Not all things are as it seems! I was under the impression that both x-ray machines at the main Tenwek Hospital were functional and the batteries had been changed about a week ago. GUESS WHAT? The main x-ray machine was not functioning properly after the batteries were changed. We tested the batteries using a test rig I developed for such an occasion and the batteries tested OK. The ERROR code during exposure was not being caused by the batteries. After 4-5 hours of testing, it appeared the x-ray tube was going BAD. I was able to get the machine somewhat useable by drastically changing the calibration.
The second machine has not yet had the batteries changed and I noticed the wire connections were badly corroded. Fortunately, I had a few of the wire jumpers in my bag of “GOODIES” and the national technicians changed out the batteries successfully. The calibration was performed satisfactorily.
We quickly organized the national staff for several different tasks. One group found a nice table to put all the DR equipment on including computers and monitors. Another group carried the components to the x-ray room. Both groups helped with the hookup of the cables. During the whole day we worked around a very busy x- ray department which averages over 100 x-rays per day. Nevertheless, with the biomed staff and IT, the cables got put in place and the computers were programed by 4 PM. At 4 PM, we had Joe from Del Medical again log into the computers through Team Viewer and then the real FUN stuff started. Each of the 5 DR detectors must be recognized by the correct computer and ACCESS points or the portable Tablet. The images were fantastic in quality. Next, we needed to calibrate each detector which took 13-15 exposures. By 7 PM we were finished, and all was well!

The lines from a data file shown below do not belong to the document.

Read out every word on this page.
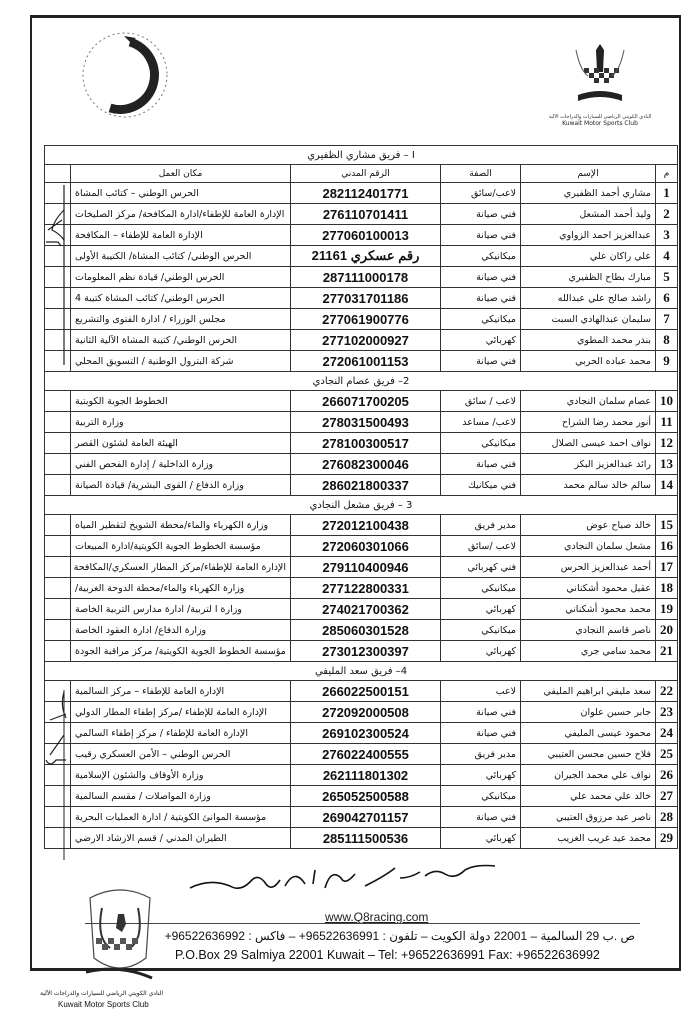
النادي الكويتي الرياضي للسيارات والدراجات الآلية
Kuwait Motor Sports Club
I – فريق مشاري الظفيري					
م	الإسم	الصفة	الرقم المدني	مكان العمل	
1	مشاري أحمد الظفيري	لاعب/سائق	282112401771	الحرس الوطني – كتائب المشاة	
2	وليد أحمد المشعل	فني صيانة	276110701411	الإدارة العامة للإطفاء/ادارة المكافحة/ مركز الصليخات	
3	عبدالعزيز احمد الزواوي	فني صيانة	277060100013	الإدارة العامة للإطفاء – المكافحة	
4	علي راكان علي	ميكانيكي	رقم عسكري 21161	الحرس الوطني/ كتائب المشاة/ الكتيبة الأولى	
5	مبارك بطاح الظفيري	فني صيانة	287111000178	الحرس الوطني/ قيادة نظم المعلومات	
6	راشد صالح علي عبدالله	فني صيانة	277031701186	الحرس الوطني/ كتائب المشاة كتيبة 4	
7	سليمان عبدالهادي السبت	ميكانيكي	277061900776	مجلس الوزراء / ادارة الفتوى والتشريع	
8	بندر محمد المطوي	كهربائي	277102000927	الحرس الوطني/ كتيبة المشاة الآلية الثانية	
9	محمد عباده الحربي	فني صيانة	272061001153	شركة البترول الوطنية / التسويق المحلي	
2– فريق عصام النجادي					
10	عصام سلمان النجادي	لاعب / سائق	266071700205	الخطوط الجوية الكويتية	
11	أنور محمد رضا الشراح	لاعب/ مساعد	278031500493	وزارة التربية	
12	نواف احمد عيسى الصلال	ميكانيكي	278100300517	الهيئة العامة لشئون القصر	
13	رائد عبدالعزيز البكر	فني صيانة	276082300046	وزارة الداخلية / إدارة الفحص الفني	
14	سالم خالد سالم محمد	فني ميكانيك	286021800337	وزارة الدفاع / القوى البشرية/ قيادة الصيانة	
3 – فريق مشعل النجادي					
15	خالد صباح عوض	مدير فريق	272012100438	وزارة الكهرباء والماء/محطة الشويخ لتقطير المياه	
16	مشعل سلمان النجادي	لاعب /سائق	272060301066	مؤسسة الخطوط الجوية الكويتية/ادارة المبيعات	
17	أحمد عبدالعزيز الحرس	فني كهربائي	279110400946	الإدارة العامة للإطفاء/مركز المطار العسكري/المكافحة	
18	عقيل محمود أشكناني	ميكانيكي	277122800331	وزارة الكهرباء والماء/محطة الدوحة الغربية/	
19	محمد محمود أشكناني	كهربائي	274021700362	وزارة ا لتربية/ ادارة مدارس التربية الخاصة	
20	ناصر قاسم النجادي	ميكانيكي	285060301528	وزارة الدفاع/ ادارة العقود الخاصة	
21	محمد سامي جري	كهربائي	273012300397	مؤسسة الخطوط الجوية الكويتية/ مركز مراقبة الجودة	
4– فريق سعد المليفي					
22	سعد مليفي ابراهيم المليفي	لاعب	266022500151	الإدارة العامة للإطفاء – مركز السالمية	
23	جابر حسين علوان	فني صيانة	272092000508	الإدارة العامة للإطفاء /مركز إطفاء المطار الدولي	
24	محمود عيسى المليفي	فني صيانة	269102300524	الإدارة العامة للإطفاء / مركز إطفاء السالمي	
25	فلاح حسين محسن العتيبي	مدير فريق	276022400555	الحرس الوطني – الأمن العسكري رقيب	
26	نواف علي محمد الجيران	كهربائي	262111801302	وزارة الأوقاف والشئون الإسلامية	
27	خالد علي محمد علي	ميكانيكي	265052500588	وزارة المواصلات / مقسم السالمية	
28	ناصر عيد مرزوق العتيبي	فني صيانة	269042701157	مؤسسة الموانئ الكويتية / ادارة العمليات البحرية	
29	محمد عيد غريب الغريب	كهربائي	285111500536	الطيران المدني / قسم الارشاد الارضي	
www.Q8racing.com
ص .ب 29 السالمية – 22001 دولة الكويت – تلفون : 96522636991+ – فاكس : 96522636992+
P.O.Box 29 Salmiya 22001 Kuwait – Tel: +96522636991 Fax: +96522636992
النادي الكويتي الرياضي للسيارات والدراجات الآلية
Kuwait Motor Sports Club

One of the first patients for the DR imaging system was a little boy with pins in his hip after surgery. The doctor and radiology technician are examining the x-ray for details and exposure. Except for the little boy, everybody was smiling. Feedback from two of the doctors indicated a much-improved x-ray image quality. The radiology technicians processed more than 160 patients with multiple exams in 6 hours not counting lunch using the new DR imaging system with both x-ray rooms now functioning. With the previous CR system, this number of patients took nearly 9-10 hours to process.

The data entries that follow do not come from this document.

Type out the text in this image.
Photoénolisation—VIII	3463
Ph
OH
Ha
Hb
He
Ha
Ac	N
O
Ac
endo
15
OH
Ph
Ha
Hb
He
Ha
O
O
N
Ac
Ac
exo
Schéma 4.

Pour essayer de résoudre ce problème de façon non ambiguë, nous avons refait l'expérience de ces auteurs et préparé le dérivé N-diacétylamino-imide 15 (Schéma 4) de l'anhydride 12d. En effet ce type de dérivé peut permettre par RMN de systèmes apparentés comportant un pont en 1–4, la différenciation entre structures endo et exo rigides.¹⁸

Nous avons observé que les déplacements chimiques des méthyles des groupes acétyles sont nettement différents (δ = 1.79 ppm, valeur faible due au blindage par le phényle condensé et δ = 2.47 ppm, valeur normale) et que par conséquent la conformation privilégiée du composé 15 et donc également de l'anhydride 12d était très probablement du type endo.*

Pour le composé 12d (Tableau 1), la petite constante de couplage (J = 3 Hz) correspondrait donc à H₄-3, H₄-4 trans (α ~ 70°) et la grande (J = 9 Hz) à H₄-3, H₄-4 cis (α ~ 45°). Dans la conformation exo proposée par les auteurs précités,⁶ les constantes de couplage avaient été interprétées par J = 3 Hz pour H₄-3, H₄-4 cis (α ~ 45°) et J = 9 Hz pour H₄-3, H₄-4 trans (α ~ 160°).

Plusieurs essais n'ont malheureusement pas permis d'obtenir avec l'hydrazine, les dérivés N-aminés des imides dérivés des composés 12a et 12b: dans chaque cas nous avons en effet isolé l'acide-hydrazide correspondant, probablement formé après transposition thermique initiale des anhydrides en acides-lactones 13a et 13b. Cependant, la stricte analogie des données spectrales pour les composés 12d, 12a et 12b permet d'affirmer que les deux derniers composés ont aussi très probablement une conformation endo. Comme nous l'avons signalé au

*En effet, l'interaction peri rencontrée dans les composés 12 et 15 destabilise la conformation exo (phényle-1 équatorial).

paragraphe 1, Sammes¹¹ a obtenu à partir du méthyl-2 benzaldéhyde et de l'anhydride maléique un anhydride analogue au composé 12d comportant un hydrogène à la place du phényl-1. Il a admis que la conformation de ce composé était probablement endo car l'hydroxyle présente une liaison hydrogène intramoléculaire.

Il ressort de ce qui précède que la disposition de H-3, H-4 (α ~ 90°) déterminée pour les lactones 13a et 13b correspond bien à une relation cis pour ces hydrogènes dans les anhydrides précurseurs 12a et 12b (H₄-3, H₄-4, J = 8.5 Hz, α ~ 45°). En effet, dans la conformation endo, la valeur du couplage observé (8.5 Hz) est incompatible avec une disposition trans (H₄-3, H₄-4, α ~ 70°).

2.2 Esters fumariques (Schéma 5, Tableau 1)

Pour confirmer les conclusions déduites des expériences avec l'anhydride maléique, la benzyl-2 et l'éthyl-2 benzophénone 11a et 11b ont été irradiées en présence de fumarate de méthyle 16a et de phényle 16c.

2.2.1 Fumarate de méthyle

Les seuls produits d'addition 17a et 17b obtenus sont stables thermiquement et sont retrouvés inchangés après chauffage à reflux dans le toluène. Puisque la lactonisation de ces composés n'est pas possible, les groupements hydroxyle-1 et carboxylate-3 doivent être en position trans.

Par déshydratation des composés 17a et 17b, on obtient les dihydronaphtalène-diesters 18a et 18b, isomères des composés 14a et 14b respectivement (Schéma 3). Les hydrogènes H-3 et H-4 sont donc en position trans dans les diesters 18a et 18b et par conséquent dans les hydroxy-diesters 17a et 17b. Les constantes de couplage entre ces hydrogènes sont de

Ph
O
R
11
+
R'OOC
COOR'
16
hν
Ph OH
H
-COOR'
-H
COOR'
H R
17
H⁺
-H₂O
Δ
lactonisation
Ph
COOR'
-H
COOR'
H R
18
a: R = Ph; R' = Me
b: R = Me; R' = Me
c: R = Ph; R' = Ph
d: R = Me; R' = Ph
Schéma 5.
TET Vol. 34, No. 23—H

Back in 2015 a group of us installed the medical gas machines and distribution system in the Eye and Dental Clinic. With the DR system working great, I went to the machine room and took a quick look at the O2 concentrator, vacuum, and instrument air machines. Hose connections from the compressor to the O2 machine were leaking and there was oil on the floor in various places. Little by little we repaired the various problems. We also changed out the filters in the O2 machine. Nevertheless, Instrument AIR Compressor was DIFFERENT story. It appears extraordinarily little TLC had been performed on this machine. There are two water separator filters located after the compressor “after coolers” and before the Desiccant dryers. Before sets of separators were leaking badly. I disassembled them and many replacement parts are needed. Since these devices were not working, water has gotten into the Desiccant Dryers and I feel spoiled them. It is going to take a BUNCH of money to get his machine running again.

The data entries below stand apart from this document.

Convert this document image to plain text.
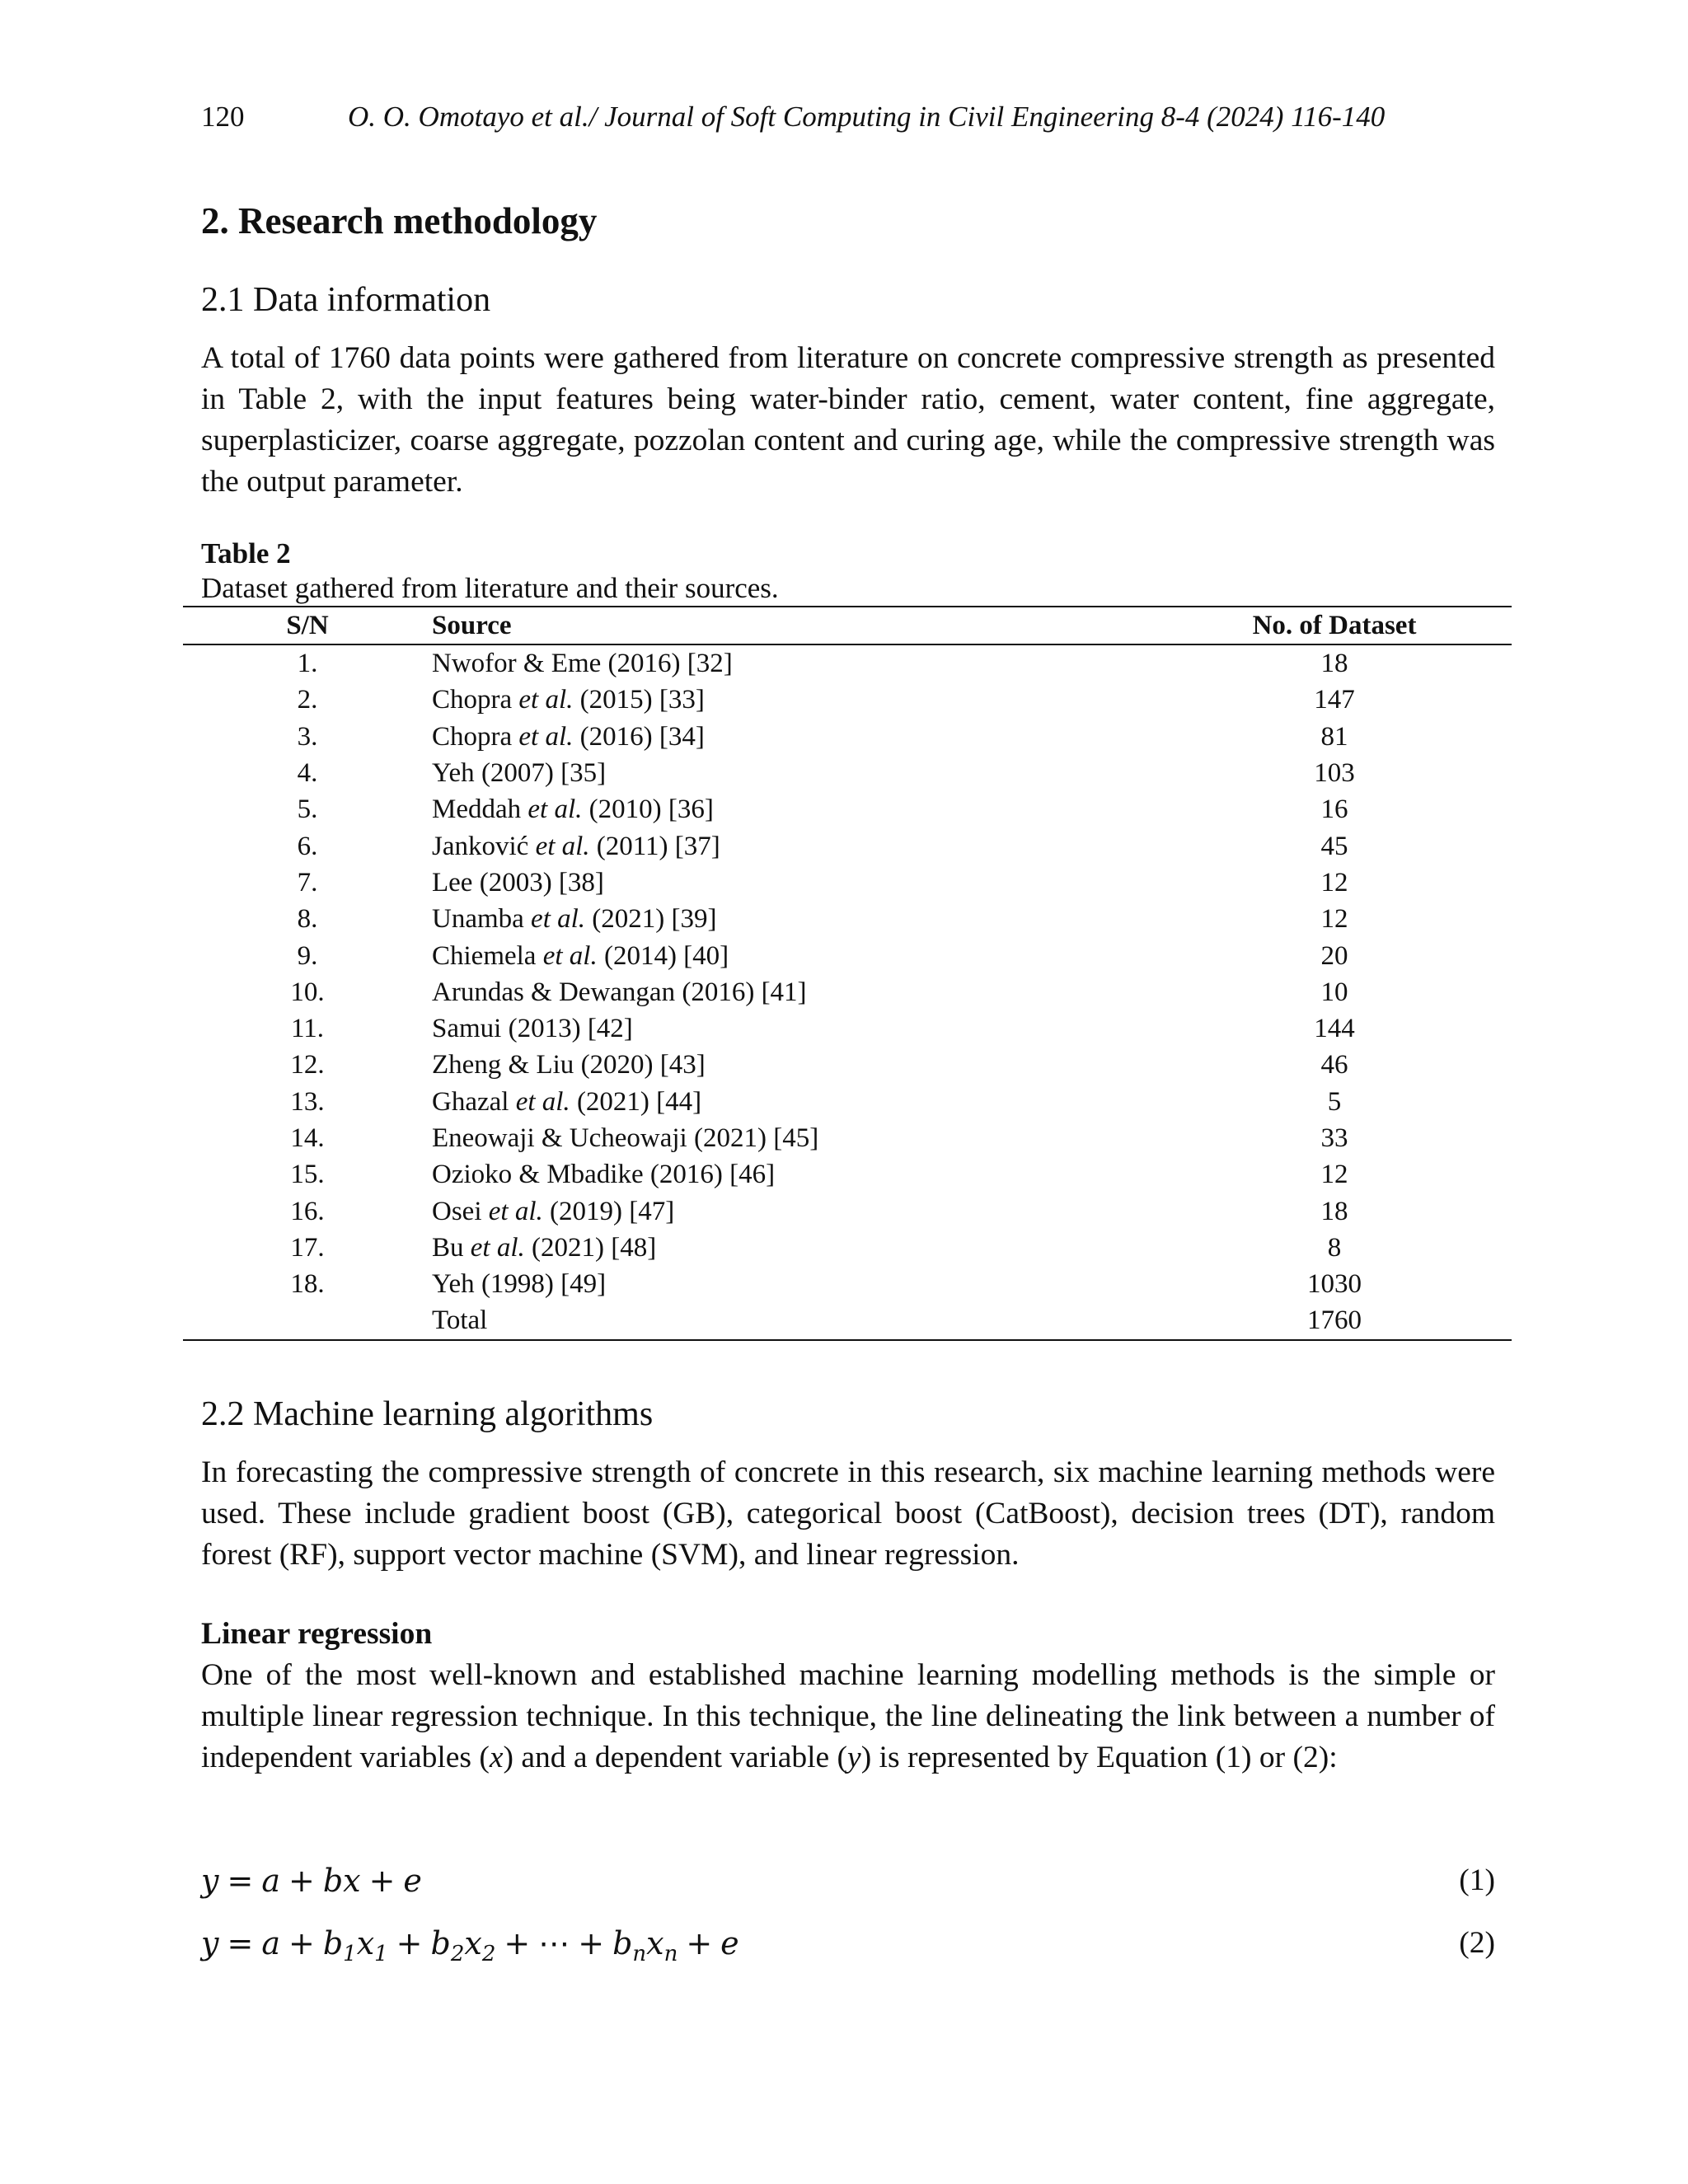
120	O. O. Omotayo et al./ Journal of Soft Computing in Civil Engineering 8-4 (2024) 116-140
2. Research methodology
2.1 Data information
A total of 1760 data points were gathered from literature on concrete compressive strength as presented in Table 2, with the input features being water-binder ratio, cement, water content, fine aggregate, superplasticizer, coarse aggregate, pozzolan content and curing age, while the compressive strength was the output parameter.
Table 2
Dataset gathered from literature and their sources.
S/N	Source	No. of Dataset
1.	Nwofor & Eme (2016) [32]	18
2.	Chopra et al. (2015) [33]	147
3.	Chopra et al. (2016) [34]	81
4.	Yeh (2007) [35]	103
5.	Meddah et al. (2010) [36]	16
6.	Janković et al. (2011) [37]	45
7.	Lee (2003) [38]	12
8.	Unamba et al. (2021) [39]	12
9.	Chiemela et al. (2014) [40]	20
10.	Arundas & Dewangan (2016) [41]	10
11.	Samui (2013) [42]	144
12.	Zheng & Liu (2020) [43]	46
13.	Ghazal et al. (2021) [44]	5
14.	Eneowaji & Ucheowaji (2021) [45]	33
15.	Ozioko & Mbadike (2016) [46]	12
16.	Osei et al. (2019) [47]	18
17.	Bu et al. (2021) [48]	8
18.	Yeh (1998) [49]	1030
	Total	1760
2.2 Machine learning algorithms
In forecasting the compressive strength of concrete in this research, six machine learning methods were used. These include gradient boost (GB), categorical boost (CatBoost), decision trees (DT), random forest (RF), support vector machine (SVM), and linear regression.
Linear regression
One of the most well-known and established machine learning modelling methods is the simple or multiple linear regression technique. In this technique, the line delineating the link between a number of independent variables (x) and a dependent variable (y) is represented by Equation (1) or (2):
y = a + bx + e	(1)
$y = a + b_1x_1 + b_2x_2$ + ⋯ + $b_nx_n + e$	(2)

Now that we are back home safely, there is much to follow up on with Tenwek Hospital. We submitted proposals from rebuilding a medical air compressor and a new vacuum pump to adding an additional x-ray machine dedicated for chest x-rays. Included in this list is nearly 15K of replacement parts for the existing x-ray department at the main hospital. There is never really placing a CHECK IN THE BOX as COMPLETE for Tenwek Hospital.